FCC rules require TV stations to provide closed captions that convey speech, sound effects, and audience reactions such as laughter to deaf and hard of hearing viewers. YouTube isn’t subject to those rules, but thanks to Google’s machine-learning technology, it now offers similar assistance.
YouTube has used speech-to-text software to automatically caption speech in videos since 2009 (they are used 15 million times a day). Today it rolled out algorithms that indicate applause, laughter, and music in captions. More sounds could follow, since the underlying software can also identify noises like sighs, barks, and knocks.
The company says user tests indicate that the feature significantly improves the experience of the deaf and hard of hearing (and anyone who needs to keep the volume down). “Machine learning is giving people like me that need accommodation in some situations the same independence as others,” says Liat Kaver, a product manager at YouTube who is deaf.

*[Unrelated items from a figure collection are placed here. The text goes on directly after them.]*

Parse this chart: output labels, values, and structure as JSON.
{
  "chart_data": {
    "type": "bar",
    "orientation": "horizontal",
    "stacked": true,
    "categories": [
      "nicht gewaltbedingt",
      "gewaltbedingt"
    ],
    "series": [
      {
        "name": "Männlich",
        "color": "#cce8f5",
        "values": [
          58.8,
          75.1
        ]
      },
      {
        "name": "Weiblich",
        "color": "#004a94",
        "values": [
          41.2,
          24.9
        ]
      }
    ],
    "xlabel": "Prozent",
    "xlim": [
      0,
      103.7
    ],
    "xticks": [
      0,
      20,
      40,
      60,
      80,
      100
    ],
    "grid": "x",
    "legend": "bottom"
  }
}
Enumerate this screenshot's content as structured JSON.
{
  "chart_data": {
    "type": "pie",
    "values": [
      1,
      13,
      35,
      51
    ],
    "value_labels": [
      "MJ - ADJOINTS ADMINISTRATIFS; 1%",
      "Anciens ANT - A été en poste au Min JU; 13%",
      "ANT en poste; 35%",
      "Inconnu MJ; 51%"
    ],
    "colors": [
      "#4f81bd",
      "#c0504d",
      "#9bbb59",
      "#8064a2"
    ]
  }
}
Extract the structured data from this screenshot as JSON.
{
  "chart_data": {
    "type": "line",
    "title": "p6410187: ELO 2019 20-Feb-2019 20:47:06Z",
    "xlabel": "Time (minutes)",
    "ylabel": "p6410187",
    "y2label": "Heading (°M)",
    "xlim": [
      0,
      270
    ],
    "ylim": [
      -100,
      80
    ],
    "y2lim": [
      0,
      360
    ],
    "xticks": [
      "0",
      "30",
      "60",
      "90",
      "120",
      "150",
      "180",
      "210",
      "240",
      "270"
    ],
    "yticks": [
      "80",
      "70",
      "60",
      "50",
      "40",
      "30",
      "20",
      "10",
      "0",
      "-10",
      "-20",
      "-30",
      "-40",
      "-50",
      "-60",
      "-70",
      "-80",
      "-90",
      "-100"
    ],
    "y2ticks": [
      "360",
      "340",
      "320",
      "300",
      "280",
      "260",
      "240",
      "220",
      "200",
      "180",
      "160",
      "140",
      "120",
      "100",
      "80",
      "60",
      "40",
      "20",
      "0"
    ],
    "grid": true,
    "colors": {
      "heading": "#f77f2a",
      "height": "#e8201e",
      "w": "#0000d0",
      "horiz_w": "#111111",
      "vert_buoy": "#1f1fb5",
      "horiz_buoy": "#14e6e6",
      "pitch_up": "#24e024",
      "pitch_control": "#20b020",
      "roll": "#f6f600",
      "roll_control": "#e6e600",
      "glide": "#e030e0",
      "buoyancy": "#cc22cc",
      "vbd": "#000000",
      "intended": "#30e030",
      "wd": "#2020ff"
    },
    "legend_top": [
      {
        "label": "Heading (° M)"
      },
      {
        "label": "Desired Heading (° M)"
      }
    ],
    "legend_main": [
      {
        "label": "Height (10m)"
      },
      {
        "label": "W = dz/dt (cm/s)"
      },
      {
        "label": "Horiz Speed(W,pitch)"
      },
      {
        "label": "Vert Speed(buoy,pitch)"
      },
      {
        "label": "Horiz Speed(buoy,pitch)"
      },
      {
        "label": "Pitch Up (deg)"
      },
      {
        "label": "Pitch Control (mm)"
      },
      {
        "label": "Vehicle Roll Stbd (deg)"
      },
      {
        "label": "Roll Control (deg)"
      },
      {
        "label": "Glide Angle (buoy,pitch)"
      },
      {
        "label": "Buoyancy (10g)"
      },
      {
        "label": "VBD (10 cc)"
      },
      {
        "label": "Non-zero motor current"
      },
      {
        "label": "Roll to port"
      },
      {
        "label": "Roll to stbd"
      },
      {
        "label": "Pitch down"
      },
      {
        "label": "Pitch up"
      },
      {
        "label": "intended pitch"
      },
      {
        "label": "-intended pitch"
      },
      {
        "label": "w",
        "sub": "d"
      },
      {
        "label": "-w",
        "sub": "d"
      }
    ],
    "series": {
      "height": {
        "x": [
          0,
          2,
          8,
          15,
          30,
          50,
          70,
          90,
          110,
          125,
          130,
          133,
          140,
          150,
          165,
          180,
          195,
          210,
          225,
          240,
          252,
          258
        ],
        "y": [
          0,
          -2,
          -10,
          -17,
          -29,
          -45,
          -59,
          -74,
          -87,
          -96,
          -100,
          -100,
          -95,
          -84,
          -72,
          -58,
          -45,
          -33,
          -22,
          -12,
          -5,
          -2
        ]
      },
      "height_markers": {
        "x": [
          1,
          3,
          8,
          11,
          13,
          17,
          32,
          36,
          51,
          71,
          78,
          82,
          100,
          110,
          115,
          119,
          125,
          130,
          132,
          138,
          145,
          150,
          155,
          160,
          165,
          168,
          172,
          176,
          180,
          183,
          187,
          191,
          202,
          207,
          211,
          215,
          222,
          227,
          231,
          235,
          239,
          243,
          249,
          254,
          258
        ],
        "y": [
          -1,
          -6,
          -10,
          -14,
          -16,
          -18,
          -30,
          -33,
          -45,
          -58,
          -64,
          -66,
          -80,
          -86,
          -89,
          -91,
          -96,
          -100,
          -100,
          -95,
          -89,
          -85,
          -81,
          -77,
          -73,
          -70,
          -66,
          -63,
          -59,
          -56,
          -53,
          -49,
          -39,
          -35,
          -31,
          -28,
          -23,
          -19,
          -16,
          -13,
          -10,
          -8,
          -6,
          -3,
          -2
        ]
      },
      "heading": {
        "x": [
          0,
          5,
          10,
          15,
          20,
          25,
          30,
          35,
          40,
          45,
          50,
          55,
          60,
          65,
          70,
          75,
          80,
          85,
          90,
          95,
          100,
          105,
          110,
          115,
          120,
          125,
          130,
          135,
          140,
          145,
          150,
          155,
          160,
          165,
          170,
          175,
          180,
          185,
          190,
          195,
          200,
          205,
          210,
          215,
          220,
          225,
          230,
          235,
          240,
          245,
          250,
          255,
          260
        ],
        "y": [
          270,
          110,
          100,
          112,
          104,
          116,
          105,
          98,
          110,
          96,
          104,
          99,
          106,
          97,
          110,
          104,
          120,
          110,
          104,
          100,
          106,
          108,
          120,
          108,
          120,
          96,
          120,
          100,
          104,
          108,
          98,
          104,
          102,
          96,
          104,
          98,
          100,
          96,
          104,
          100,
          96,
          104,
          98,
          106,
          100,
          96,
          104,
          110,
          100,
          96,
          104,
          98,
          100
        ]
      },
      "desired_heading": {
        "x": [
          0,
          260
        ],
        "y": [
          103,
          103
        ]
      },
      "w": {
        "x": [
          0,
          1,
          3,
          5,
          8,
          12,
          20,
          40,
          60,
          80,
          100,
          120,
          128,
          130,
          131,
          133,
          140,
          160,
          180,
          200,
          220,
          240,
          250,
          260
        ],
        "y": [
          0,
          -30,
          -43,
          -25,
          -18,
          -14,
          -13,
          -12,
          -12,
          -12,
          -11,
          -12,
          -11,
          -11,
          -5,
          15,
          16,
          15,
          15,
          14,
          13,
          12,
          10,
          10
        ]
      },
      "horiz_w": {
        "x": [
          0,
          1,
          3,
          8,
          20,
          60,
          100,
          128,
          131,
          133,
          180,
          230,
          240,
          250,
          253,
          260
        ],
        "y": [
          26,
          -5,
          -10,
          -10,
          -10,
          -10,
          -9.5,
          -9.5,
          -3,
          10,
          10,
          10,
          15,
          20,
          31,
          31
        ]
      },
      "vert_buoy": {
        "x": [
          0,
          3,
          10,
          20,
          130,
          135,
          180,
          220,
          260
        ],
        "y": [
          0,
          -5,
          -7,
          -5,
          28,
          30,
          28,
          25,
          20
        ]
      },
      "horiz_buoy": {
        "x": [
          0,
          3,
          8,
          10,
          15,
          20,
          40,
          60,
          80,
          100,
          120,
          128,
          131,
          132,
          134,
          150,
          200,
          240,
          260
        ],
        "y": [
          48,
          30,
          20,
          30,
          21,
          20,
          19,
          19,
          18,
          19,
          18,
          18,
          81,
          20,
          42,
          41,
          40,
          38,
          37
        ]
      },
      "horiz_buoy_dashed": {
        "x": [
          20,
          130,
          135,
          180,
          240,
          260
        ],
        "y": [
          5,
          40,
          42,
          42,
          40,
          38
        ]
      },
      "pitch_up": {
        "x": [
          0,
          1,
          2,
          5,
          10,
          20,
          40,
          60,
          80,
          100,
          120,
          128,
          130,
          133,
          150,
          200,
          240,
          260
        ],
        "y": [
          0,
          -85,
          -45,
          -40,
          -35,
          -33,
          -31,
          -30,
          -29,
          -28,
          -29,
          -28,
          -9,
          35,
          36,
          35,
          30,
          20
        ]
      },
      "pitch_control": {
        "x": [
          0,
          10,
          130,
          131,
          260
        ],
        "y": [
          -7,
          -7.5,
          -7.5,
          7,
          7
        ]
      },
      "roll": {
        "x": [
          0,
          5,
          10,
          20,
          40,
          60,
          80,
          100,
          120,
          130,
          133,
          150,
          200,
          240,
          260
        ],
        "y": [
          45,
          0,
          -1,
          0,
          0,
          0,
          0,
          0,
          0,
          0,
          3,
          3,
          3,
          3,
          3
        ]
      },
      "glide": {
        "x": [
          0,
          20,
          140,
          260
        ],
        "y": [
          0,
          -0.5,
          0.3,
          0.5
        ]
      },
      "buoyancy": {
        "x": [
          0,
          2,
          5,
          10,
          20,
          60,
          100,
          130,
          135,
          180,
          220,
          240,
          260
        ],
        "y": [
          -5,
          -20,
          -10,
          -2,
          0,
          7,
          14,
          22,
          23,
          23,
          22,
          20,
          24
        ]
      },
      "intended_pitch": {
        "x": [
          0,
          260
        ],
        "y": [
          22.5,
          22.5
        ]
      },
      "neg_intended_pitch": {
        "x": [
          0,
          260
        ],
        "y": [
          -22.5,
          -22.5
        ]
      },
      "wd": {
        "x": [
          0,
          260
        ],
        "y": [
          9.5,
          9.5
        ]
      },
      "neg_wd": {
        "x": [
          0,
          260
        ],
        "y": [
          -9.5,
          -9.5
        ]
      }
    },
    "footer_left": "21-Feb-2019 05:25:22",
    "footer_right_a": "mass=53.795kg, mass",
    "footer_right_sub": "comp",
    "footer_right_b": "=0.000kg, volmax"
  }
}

Indeed, YouTube’s project is one of a variety that are creating new accessibility tools by building on progress in the power and practicability of machine learning. The computing industry has been driven to advance software that can interpret images, text, or sound primarily by the prospect of profits in areas such as ads, search, or cloud computing. But software with some ability to understand the world has many uses.
Last year, Facebook launched a feature that uses the company’s research on image recognition to create text descriptions of images from a person’s friends, for example.
Researchers at IBM are using language-processing software developed under the company’s Watson project to make a tool called Content Clarifier to help people with cognitive or intellectual disabilities such as autism or dementia. It can replace figures of speech such as “raining cats and dogs” with plainer terms, and trim or break up lengthy sentences with multiple clauses and indirect language.